Heat Stroke: Causes, Symptoms, Treatment, and Prevention

Heat Stroke: Causes, Symptoms, Treatment, and Prevention

May 05, 2021

Heatstroke is a heat-related illness accompanied by dehydration. When a person is exposed to direct sunlight or heat, the body temperature may rise to 104 F or above. The patient’s body may not be able to cool itself down through the skin by sweating or heat radiation. This extreme body temperature causes the nervous system to alter in functionality. Severe heatstroke is fatal and requires immediate first aid and a visit to the emergency room. Express ER in Harker Heights is a place you can visit.

Causes of Heat Stroke

  • Heatstroke may occur when a person over-exerts in hot weather. This type of heatstroke is known as Exertional Heat Stroke. It affects athletes and people who over-exert themselves physically while under the sun.
  • Heatstroke suffered as a result of extremely hot climatic conditions is called Non-Exertional Heat Stroke. This type is common in infants, the elderly, and the chronically ill when they are exposed to hot, humid weather.
  • Dehydration is a major cause of heatstroke. When you do not take enough fluids that replenish the water lost through sweating and are in direct sunlight, you may be a victim.
  • Wearing tight, heavy clothes that do not allow sweat to evaporate and cool the body may cause a heat stroke. Firefighters are susceptible to heat strokes due to their heavy clothing.
  • Drinks like alcohol and coffee, when taken in large quantities, may affect the ability of the body to regulate its temperature.
  • Medication like antihistamines, diuretics, tricyclic antidepressants, laxatives, and calcium channel blockers may cause heatstroke.
  • Poorly ventilated spaces like cars and rooms without air conditioning are a cause for heatstroke.
  • Overweight people are at risk of heatstroke. This is because their body generates more heat, thus reducing the body’s ability to cool down.

Symptoms of a Heat Stroke

  • A throbbing headache
  • Body temperature of 104 F or above
  • Flushed skin
  • Delusions
  • Nausea and vomiting
  • Muscle cramps
  • Seizures
  • Heavy or no sweat
  • Coma
  • Abdominal cramps
  • Bizarre behavior like confusion, delirium, or slurred speech

Treatment of a Heat Stroke

The first step in treating a person who you think has suffered a heatstroke is calling a 24-hour emergency room near you. They will give you first aid tips for heat stroke that you can follow before you get to the ER near you.

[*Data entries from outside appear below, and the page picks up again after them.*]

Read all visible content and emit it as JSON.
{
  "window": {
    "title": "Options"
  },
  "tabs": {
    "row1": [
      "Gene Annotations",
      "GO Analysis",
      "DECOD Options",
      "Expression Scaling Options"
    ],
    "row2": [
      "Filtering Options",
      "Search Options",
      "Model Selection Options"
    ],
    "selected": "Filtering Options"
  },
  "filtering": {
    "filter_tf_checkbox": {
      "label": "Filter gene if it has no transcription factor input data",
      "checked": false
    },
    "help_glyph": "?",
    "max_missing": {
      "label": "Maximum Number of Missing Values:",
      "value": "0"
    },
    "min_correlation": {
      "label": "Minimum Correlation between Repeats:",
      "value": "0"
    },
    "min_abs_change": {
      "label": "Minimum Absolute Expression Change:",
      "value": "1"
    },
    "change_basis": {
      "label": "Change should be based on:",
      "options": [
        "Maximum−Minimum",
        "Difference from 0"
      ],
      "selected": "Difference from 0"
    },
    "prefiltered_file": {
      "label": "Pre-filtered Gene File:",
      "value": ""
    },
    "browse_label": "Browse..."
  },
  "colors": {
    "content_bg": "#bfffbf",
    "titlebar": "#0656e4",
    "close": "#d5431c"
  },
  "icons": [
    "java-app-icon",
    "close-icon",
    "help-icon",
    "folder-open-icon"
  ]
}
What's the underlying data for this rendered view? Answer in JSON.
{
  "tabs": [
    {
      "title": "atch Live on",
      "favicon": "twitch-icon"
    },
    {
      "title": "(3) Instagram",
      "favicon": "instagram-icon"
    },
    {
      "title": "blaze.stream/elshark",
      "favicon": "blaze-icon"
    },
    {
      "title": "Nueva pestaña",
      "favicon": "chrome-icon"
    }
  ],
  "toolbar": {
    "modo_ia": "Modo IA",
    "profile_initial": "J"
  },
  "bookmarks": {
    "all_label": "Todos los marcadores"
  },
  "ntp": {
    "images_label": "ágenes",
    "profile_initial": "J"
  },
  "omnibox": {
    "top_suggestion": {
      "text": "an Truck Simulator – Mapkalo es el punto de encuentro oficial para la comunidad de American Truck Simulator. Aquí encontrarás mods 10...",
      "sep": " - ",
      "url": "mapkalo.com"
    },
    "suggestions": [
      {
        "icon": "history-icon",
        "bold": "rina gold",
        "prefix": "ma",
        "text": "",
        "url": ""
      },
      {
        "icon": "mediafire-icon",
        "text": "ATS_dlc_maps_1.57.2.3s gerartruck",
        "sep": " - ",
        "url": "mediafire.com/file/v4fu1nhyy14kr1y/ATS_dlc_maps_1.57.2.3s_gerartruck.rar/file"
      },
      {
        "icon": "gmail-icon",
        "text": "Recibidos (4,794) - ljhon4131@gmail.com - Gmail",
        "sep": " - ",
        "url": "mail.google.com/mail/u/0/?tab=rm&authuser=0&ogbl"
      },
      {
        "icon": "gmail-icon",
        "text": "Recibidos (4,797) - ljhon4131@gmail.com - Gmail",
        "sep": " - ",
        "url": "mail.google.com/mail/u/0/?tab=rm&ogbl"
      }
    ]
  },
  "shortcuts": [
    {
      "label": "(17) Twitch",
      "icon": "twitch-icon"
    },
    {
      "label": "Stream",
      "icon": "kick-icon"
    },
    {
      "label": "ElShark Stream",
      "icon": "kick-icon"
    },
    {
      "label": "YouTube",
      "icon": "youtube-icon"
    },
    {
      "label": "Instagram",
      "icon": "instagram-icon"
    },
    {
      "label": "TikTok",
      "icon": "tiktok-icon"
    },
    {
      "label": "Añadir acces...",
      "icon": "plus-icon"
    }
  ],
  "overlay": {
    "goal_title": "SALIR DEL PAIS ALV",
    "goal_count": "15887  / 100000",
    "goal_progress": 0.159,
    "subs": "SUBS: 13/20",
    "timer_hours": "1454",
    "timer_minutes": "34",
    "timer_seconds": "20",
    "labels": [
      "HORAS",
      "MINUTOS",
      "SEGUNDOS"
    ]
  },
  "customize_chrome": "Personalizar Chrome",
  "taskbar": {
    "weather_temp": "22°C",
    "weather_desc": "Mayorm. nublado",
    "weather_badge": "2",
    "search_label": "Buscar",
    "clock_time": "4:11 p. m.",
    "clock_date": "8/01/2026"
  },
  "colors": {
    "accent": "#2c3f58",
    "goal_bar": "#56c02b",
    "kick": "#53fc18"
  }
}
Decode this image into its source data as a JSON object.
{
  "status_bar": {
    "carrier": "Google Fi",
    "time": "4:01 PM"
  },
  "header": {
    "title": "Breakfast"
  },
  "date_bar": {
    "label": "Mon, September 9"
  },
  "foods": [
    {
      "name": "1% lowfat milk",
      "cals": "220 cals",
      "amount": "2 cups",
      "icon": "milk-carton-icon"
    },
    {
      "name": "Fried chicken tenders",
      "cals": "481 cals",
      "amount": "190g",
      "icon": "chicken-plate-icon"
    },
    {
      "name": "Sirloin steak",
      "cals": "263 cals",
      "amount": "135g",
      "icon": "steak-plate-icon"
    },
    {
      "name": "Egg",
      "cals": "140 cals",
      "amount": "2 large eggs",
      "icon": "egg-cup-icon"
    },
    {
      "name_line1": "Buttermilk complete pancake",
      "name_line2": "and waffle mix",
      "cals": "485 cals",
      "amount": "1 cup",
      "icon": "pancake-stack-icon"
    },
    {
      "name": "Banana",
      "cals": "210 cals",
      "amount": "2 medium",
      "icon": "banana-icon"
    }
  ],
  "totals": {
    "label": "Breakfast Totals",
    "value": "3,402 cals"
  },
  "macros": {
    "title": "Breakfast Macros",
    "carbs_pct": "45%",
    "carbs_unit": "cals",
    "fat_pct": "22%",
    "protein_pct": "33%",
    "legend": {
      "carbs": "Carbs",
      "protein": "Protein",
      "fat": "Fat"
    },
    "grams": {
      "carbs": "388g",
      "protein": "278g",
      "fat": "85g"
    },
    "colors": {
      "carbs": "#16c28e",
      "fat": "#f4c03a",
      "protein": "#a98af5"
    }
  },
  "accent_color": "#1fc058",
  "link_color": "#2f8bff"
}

First aid steps to follow before getting to an ER for heatstroke include the following:

  • Take the person away from the heat to a shade or indoors
  • Take off excess clothing
  • Cool the person by; spraying him or her with a garden hose, dipping him in a cold-water tub, sponging using cool water, or placing cold compressors on the patient’s groin and neck armpits or head
  • If possible, give the person cool drinks without alcohol or coffee
  • Monitor the person’s body temperature by using a rectum thermometer and work to reduce it

What Will ER Do for Heat Stroke?

At the 24-hour emergency room for heat stroke, the doctor performs a diagnosis of the patient to check the extent of the damage done by the heatstroke and other possible causes of the high temperature. The doctor carries out a spinal tap, blood tests, and a CT scan. Blood and urine tests are done to monitor the functionality of the patient’s kidneys. The doctor will then prescribe suitable medication to the victim. Depending on the severity of the heat stroke, the patient may remain in the hospital for more than a day for effective treatment.

Tips to Prevent Heat Stroke

  • Take plenty of fluids during the summer to prevent dehydration, especially if working or exercising outdoors.
  • Carry out outdoor activities under a shade or do them at a cooler time of the day.
  • Wear clothes that are lightweight, fit loosely, and are light-colored. Dark-colored clothes absorb extra heat. Put on a hat with a wide brim.
  • Apply sunscreen on the areas of the body not covered by clothes. It should have a sun protection factor of 30 and above.
  • Do not leave infants and children unattended in a car. Car interiors heat up quickly and may cause heatstroke.
  • Monitor a person for heat-related issues if the medication they use can affect the ability of the body to dissipate heat and stay hydrated.
  • Take drinks that replenish electrolytes like sodium in the body.
  • When indoors, stay in rooms that are well air-conditioned.